We are seeing some messy markets around the world right now. Ceasefire violations and continued sanctions in the Ukraine/Russia situation are keeping tensions high and pressuring European stocks a bit.
Italy lowered its growth forecast and France has said it will delay working to reduce its budget deficit until 2017 because of weak economic conditions. Israel is still dealing with tensions in Gaza, which has been keeping a lid some stocks there. The Brazilian election has swung back toward President Dilma Rousseff and the markets there have pretty much imploded over the last few weeks. There are some pockets of ugly around the globe right now -- but ugly often equals opportunity in the stock market.
I broke out my newly modified Graham number and went searching around the globe for stocks that are cheap on both price-to-book value and Enterprise Value (EV) to EBITDA. We are not yet awash in global opportunities but I did find some stocks that make sense for long-term, aggressive investors. (Note: Some of these companies trade only on foreign markets.)
London based J. Sainsbury plc (JSAIY) is in the grocery business and also has a division that provides insurance, credit cards, savings and loans as well as an entertainment segment that sells books and movies. The stock has been down as a result of weakness in other U.K.-based supermarkets such as Tesco (TSCDY). The stock is cheap right now, as the price-to-book value ratio is just 80% and the EV/EBITDA ratio is only 4. The company faces some near-term challenges and there may be a dividend reduction in the near future, but the stock appears to be severely undervalued on a long-term basis.
TAT Technologies (TATT) is an Israeli based defense contractor that serves the commercial and military aerospace and defense industries. Their products include things like heat transfer components, electrical motors and they maintain, repair, and overhaul auxiliary power units, landing gear and other aircraft components for both military and commercial companies. The stock trades at just 76% of book value right now and the EV/EBITDA is a little less than 5 right now. TAT has no debt and almost half of its market capitalization is in cash so the company's balance sheet can allow it to survive until it can thrive again.
G. Willi Food-International (WILC) is another Israeli company that shows up as double cheap. The company processes and sells canned vegetables, pickles, canned fish, fruits, nuts and dairy products around the world. The company announced results below analyst expectation and the stock has been weak as the company faces some challenges in their domestic markets. I think that is more than reflected in the stock price as the shares have an EV/EBITDA ratio of just 3 and the price-to-book value ratio is 85% right now.

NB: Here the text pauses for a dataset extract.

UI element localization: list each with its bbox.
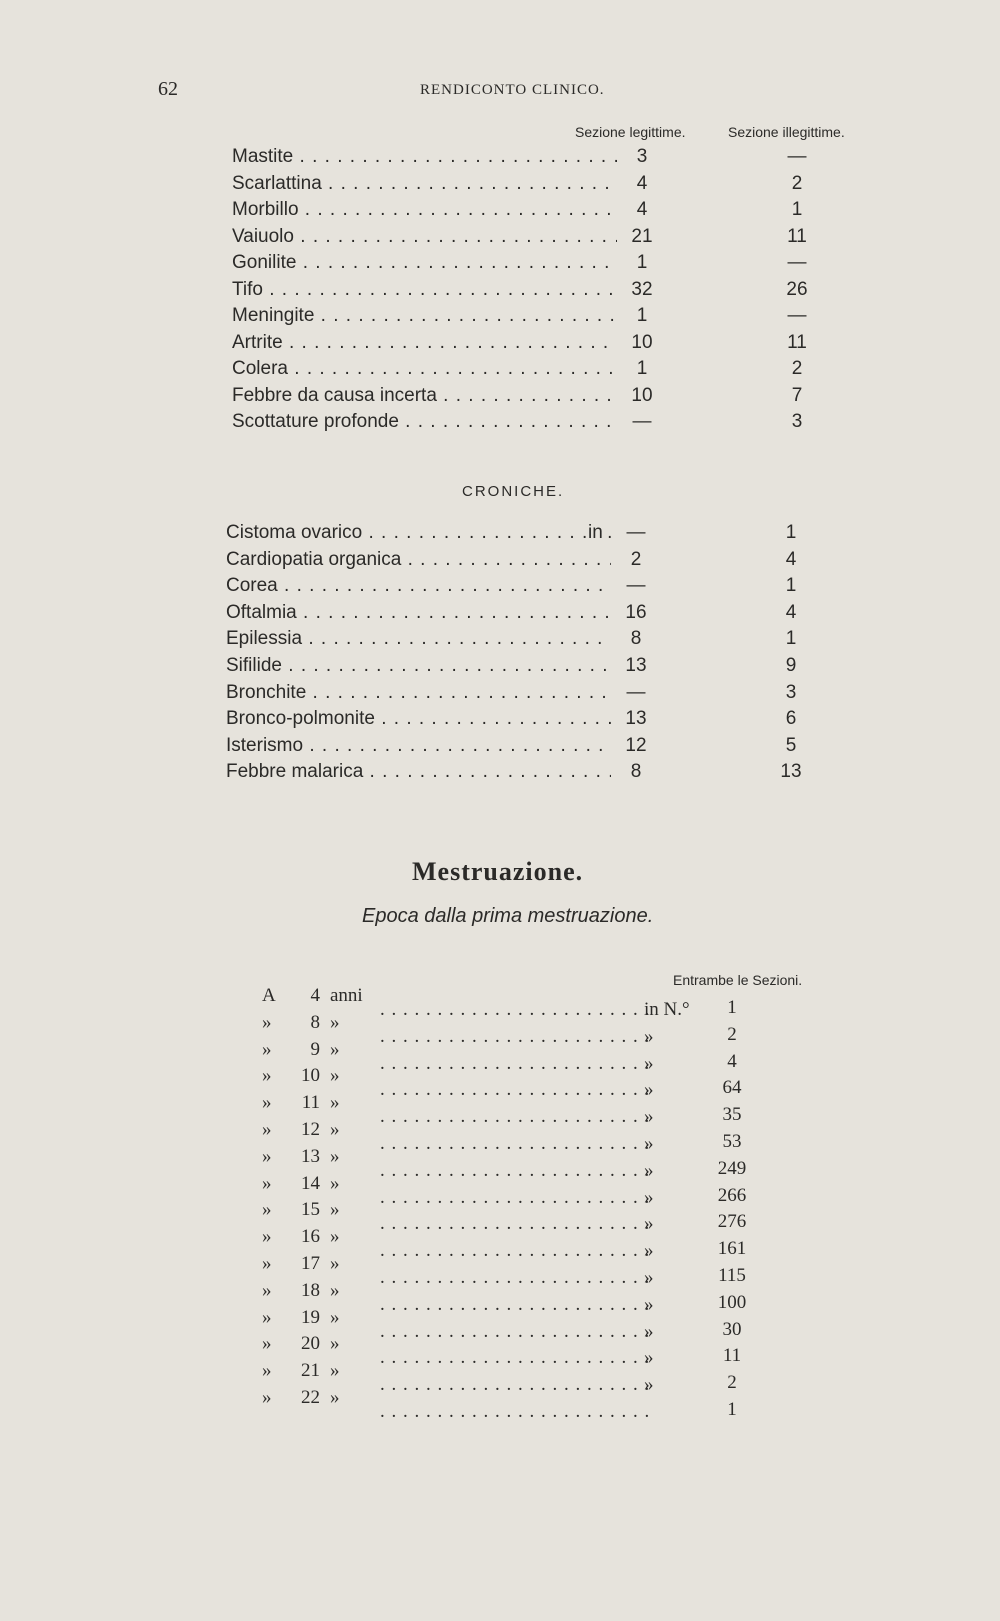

The carnage in Brazil is pretty impressive. As the incumbent president has taken control in the polls, the markets have gotten battered badly. The iShares MSCI Brazil Capped (EWZ) is down almost 20% in the last month alone. Shares of Brazilian homebuilder Gafisa (GFA) had rallied strongly earlier this year but are now plunging toward 52-week lows. Business is actually pretty good for the company. Its earnings are well above last year as are its revenues and profit margin. The company has an EV/EBITDA ratio of 2.7 and the shares trade at less than 40% of tangible book value. As measured by my modified Graham formula, this one of the cheapest stocks in the world right now.
Volkswagen (VLKAY) is on the list of double cheap stocks identified by the modified Graham formula. Volkswagen is on the verge of replacing Toyota (TM) as the world's largest auto manufacturer but fears of continued global weakness are weighing on the stock. Right now, the stock is trading at just 87% of book value and the EV/EBITDA ratio is only 3. The stock has fallen sharply in the past month but I can easily see this stock trading at double the current price over the next few years.
I have no idea how global markets will trade for the rest of the year but I suspect it is going to be a bumpy ride. Patient investors who have the fortitude to deal with the bumps could see these double-cheap stocks trading a lot higher a few years from now.